Dijelaskan Ochmbair, pertumbuhan dan pemerataan yang menjadi materi pembahasan Konreg, mempunyai relevansi dengan strategi pembangunan di Papua. Secara ril, permasalahan yang seragam di Kawasan Timur Indonesia (KTI) adalah banyak potensi sumber daya alam yang belum di kembangkan. Karena adanya keterbatasan modal atau investasi dalam pengelolaan dan pengembangannya.
Potensi ini apabila sudah dapat di ekspolitasi secara baik, lanjutnya akan meningkatkan PDRB di setiap wilayah yang akhirnya dapat juga meningkatkan pendapatan perkapita penduduk atau kesejahteraan masyarakat.
Menurutnya, dengan digulirkannya Otda atau Otsus Pemerintah menginginkan untuk memperpendek upaya penghapusan kemiskinan dab meningkatkan kesejahteraan masyarakat melalui pembangunan.
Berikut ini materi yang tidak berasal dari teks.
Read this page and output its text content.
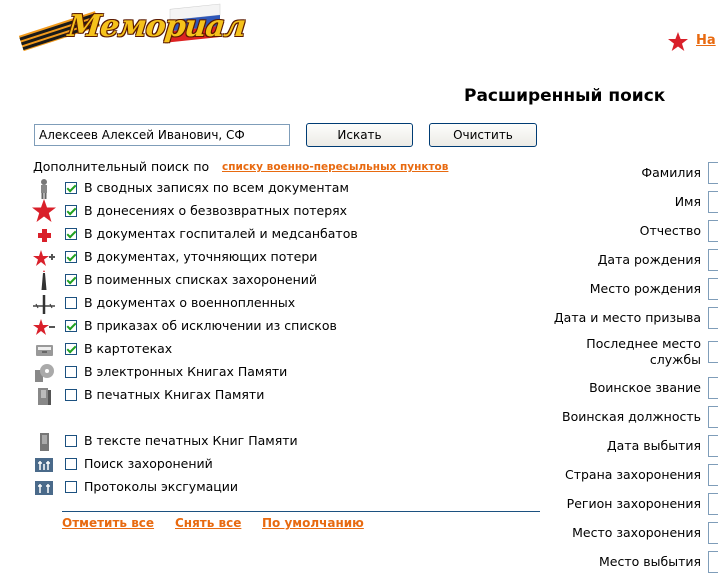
Мемориал	На
Расширенный поиск
Алексеев Алексей Иванович, СФ
Искать	Очистить
Дополнительный поиск по списку военно-пересыльных пунктов
В сводных записях по всем документам
В донесениях о безвозвратных потерях
В документах госпиталей и медсанбатов
В документах, уточняющих потери
В поименных списках захоронений
В документах о военнопленных
В приказах об исключении из списков
В картотеках
В электронных Книгах Памяти
В печатных Книгах Памяти
В тексте печатных Книг Памяти
Поиск захоронений
Протоколы эксгумации
Отметить все Снять все По умолчанию
Фамилия
Имя
Отчество
Дата рождения
Место рождения
Дата и место призыва
Последнее место
службы
Воинское звание
Воинская должность
Дата выбытия
Страна захоронения
Регион захоронения
Место захоронения
Место выбытия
Namun, dalam pelaksanaannya, karena adanya dinamika pembangunan dan antusias pembangunan yang berlebih, terkadang menimbulkan konflik kepentingan antar daerah, dalam daerah dan antar sector yang disebabkan oleh badanya persaiangan kepentingan dan perbedaan keseimbangan, sehingga menimbulkan banyak permasalahan.
Pihaknya berharap, pembangunan yang dilakukan dalam era Otsus harus tetap diletakan pada bingkai NKRI. Sehingga sentimen kedaerahan, primordialisme dan konflik kepentingan yang ada harus dapat diminimalisir atau dihilangkan. Disamping itu, dalam menumbuhkan perekonomian atau meningkatkan PDRB di KTI dan khususnya di Papua, sangat terkendala oleh minimnya sarana dan prasarana, Sumber Daya Manusia (SDM) dan belum optimalnya pemanfaatan sumber daya alam. Tantangan lainnya adalah adanya persaingan global yang semakin tajam. Sehingga memberikan tekanan pada peningkatan produksi atau nilai tambah.